Aux Comores, « l'artisanat au féminin est un secteur nouveau et en développement » explique à RFI Abdou Katibou, économiste et ancien directeur général de l'Agence nationale de la promotion des investissements. Des professionnelles du secteur se sont exprimées sur leur situation à l'occasion d'une expo-vente à Moroni.
Ce week-end a eu lieu à Moroni une expo-vente sur l'artisanat au féminin. Les exposants, toutes des femmes, exercent, entre autres, dans la savonnerie, les accessoires et les bijoux en wax ou encore la peinture et la sculpture.
Cette expo-vente est l'occasion pour elles de se donner de la visibilité puisque, si des textes et des structures existent comme le ministère de l'Artisanat, sur le terrain tout reste à faire et vivre de ce métier est un parcours de combattant.
Car entre une concurrence avec les produits importés de l'étranger, une clientèle pas toujours au rendez-vous, la cherté des ingrédients et l'absence d'accompagnement financier, les femmes ont bien du mal à vivre de leur artisanat. C'est le cas pour Jihane, fondatrice de la marque Wutamu Comores, qui confectionne des savons traditionnels, des bougies ou encore des parfums d'intérieur à base d'ylang-ylang et de jasmin.
« Je sais qu'il y a des efforts. Le fait qu'il y ait un ministère déjà, ça montre qu'il y a une volonté, mais c'est vrai que ça ne suffit pas, déplore-t-elle. Le chemin est encore long. Ces efforts-là doivent être soutenus par plus de mentorat, pas une présence, mais vraiment dans les actes. Un mentorat ou un financement propre à chacune selon les besoins qui ne sont pas uniques dans la globalité des artisans ».
Si Jihane a pu quitter son métier pour se consacrer pleinement à son entreprise, ce n'est pas le cas de Mireille, créatrice et gérante de « Ylang création », spécialisée dans celle de bijoux et d'accessoires. Elle doit jongler entre deux boulots. « En vivre, c'est assez difficile parce que ce n'est pas tout le monde qui aime le fait-main vu qu'on a la concurrence chinoise et de Dar es salam et tout ce qui va avec, explique-t-elle.

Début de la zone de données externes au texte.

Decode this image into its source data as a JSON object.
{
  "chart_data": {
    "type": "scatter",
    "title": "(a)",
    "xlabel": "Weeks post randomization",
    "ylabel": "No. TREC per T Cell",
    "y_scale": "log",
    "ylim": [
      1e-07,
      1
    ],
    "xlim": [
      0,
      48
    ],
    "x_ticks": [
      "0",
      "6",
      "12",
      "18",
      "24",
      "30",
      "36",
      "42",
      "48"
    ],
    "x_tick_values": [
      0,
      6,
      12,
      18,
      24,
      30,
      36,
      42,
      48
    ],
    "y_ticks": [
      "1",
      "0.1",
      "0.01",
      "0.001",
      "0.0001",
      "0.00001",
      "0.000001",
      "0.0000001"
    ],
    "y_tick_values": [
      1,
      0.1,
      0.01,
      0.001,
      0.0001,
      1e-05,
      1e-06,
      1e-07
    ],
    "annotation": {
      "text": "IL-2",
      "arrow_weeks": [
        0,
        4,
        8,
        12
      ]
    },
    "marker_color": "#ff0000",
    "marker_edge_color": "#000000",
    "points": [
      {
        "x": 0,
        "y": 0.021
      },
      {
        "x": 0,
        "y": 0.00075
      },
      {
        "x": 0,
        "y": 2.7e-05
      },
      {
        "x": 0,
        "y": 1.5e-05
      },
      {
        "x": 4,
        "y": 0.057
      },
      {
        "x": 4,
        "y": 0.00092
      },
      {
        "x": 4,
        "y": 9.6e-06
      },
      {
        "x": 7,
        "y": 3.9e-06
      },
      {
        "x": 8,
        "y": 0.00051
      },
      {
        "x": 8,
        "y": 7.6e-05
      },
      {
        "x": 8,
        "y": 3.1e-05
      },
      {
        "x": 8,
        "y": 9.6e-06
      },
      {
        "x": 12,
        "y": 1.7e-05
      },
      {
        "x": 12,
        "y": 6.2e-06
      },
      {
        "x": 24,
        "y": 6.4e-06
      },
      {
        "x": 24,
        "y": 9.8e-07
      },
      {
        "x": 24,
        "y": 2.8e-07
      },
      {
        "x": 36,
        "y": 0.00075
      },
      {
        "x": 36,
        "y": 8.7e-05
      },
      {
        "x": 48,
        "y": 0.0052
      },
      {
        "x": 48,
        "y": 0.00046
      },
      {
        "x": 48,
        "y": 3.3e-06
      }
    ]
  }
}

Il faut faire deux métiers pour commencer, parce qu'en parallèle, je suis responsable événementiel dans une boîte de communication et ma passion, c'est la couture et la création donc je fais ça en parallèle ».
Comme Jihane et Mireille, elles sont nombreuses à devoir faire face à cette concurrence venue d'ailleurs. Et dans cette situation, les habits traditionnels en sont les principales victimes.
L'artisanat au féminin est un secteur nouveau et en développement. Son poids dans l'économie comorienne n'est donc pas encore significatif. Les données statistiques ne sont pas encore disponibles, en tout cas à ma connaissance. Cependant, on sait que le poids de l'informel dans l'économie comorienne est conséquent, l'artisanat y compris. Celles qui se sont lancées dans cette aventure sont confrontées à plusieurs obstacles, notamment liés à l'environnement des affaires. Les structures d'appui existent, mais elles ne sont pas dotées de moyens techniques et financiers suffisants pour relancer ce secteur porteur. Ce secteur est porteur car il répond à une demande importante, notamment pour les vêtements traditionnels, qui sont un élément important des mariages comoriens. Je pense qu'il y a du travail à faire pour pousser les femmes à se lancer dans l'artisanat. Les autorités compétentes devraient y travailler car, au vu du poids du chômage, c'est une solution qui pourrait contribuer à réduire de manière significative le taux de chômage des jeunes, en particulier celui des femmes, qui sont les premières touchées par ce fléau.